If you believe that we ought to have true autonomy over our bodies even after we are dead, then a law of presumed consent is objectionable. Imagine presumed consent applying to the living patient.

Every news story about presumed consent over the last few days has focused on a patient awaiting transplantation. It is a truly awful position in which to find yourself. We desperately need more organs to be donated. At the same time, if there is a shortage, then it must be that many people are reluctant to consent to their organs being removed. I have carried a donor card since I was 18. You can register online in two minutes. It is not difficult and yet millions do not do it, presumably because they do not feel sufficiently motivated to donate.

The state can increase the number of donor organs by a campaign of information, dialogue with patients and training of medical staff, to encourage more donation with consent; by introducing a law giving the state power to remove organs from the dead even without consent; or by presumed consent. The first has the virtue of consistency with the approach to consent taken for living patients and gives full respect for autonomy.

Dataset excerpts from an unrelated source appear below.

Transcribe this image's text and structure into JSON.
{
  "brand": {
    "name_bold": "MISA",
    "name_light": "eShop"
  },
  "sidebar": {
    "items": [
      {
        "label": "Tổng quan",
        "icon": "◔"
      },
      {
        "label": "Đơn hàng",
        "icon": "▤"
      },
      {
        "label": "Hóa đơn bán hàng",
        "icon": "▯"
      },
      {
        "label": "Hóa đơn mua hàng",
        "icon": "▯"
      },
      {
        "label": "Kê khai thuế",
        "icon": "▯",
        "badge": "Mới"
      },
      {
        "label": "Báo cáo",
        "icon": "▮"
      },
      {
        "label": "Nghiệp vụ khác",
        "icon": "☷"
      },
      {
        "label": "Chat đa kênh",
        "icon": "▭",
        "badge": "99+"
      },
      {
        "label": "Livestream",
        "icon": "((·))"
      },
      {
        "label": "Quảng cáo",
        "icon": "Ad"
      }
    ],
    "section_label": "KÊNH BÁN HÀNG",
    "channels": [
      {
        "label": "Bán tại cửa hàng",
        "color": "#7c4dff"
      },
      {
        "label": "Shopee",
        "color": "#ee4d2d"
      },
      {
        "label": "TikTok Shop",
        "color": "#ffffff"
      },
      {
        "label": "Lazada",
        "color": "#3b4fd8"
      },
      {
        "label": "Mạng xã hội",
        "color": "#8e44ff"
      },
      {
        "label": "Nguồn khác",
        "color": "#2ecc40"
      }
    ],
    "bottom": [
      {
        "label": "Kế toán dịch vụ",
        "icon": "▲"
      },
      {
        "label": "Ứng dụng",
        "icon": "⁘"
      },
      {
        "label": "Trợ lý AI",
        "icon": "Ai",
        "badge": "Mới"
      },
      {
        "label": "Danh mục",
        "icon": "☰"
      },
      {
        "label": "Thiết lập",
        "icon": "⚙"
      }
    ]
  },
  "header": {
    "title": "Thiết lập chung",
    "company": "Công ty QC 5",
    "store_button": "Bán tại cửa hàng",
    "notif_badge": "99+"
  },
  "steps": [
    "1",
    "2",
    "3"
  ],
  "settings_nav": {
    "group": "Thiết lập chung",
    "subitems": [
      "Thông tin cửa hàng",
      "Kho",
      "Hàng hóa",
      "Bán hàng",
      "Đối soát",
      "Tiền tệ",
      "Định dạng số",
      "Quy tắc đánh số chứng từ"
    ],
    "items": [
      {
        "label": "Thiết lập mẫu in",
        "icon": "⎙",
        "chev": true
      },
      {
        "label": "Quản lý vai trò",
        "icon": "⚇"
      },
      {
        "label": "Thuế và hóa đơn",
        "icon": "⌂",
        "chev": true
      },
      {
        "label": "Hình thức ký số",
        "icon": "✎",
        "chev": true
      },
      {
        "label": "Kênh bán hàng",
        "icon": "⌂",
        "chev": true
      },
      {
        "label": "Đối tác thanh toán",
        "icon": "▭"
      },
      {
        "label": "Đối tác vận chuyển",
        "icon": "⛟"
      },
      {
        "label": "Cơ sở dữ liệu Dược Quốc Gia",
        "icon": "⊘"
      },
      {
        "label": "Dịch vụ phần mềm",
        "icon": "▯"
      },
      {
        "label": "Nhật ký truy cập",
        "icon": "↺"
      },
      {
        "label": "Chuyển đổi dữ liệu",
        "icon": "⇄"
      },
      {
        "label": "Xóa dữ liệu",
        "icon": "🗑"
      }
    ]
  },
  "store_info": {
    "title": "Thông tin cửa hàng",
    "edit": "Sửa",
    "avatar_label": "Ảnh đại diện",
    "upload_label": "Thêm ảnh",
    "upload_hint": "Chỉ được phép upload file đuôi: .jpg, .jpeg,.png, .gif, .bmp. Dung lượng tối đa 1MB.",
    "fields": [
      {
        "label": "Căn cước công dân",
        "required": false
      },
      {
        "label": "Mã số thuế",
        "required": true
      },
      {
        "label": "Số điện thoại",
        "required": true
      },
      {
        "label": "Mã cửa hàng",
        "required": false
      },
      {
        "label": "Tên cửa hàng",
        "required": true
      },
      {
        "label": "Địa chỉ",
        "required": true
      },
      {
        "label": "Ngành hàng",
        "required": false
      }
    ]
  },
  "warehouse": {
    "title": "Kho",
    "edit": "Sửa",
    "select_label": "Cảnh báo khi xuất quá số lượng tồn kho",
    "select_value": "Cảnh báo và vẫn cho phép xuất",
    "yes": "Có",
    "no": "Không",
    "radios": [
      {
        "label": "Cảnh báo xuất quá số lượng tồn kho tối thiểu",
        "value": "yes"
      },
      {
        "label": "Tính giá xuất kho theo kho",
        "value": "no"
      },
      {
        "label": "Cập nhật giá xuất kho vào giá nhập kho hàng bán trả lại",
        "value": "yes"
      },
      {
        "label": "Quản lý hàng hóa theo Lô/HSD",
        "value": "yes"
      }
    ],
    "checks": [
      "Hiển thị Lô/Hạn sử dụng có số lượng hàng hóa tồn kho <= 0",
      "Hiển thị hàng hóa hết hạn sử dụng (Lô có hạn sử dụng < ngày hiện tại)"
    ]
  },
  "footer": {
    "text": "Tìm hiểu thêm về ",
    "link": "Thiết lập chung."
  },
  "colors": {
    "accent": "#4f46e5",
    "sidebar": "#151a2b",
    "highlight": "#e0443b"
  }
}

It would require an effort by the state to engage with people, explain how donation works and to allay their concerns and fears. The second would I suspect be deeply unpopular and would doubtless be characterised as Orwellian although the state already exercises other powers over our dead bodies. The third does not require the state to make the same efforts as the first - just presume consent and more organs will be "donated". It relies on ignorance and apathy to make more organs available, and sets an example of the state presuming our consent which many will hope will not be adopted in other spheres.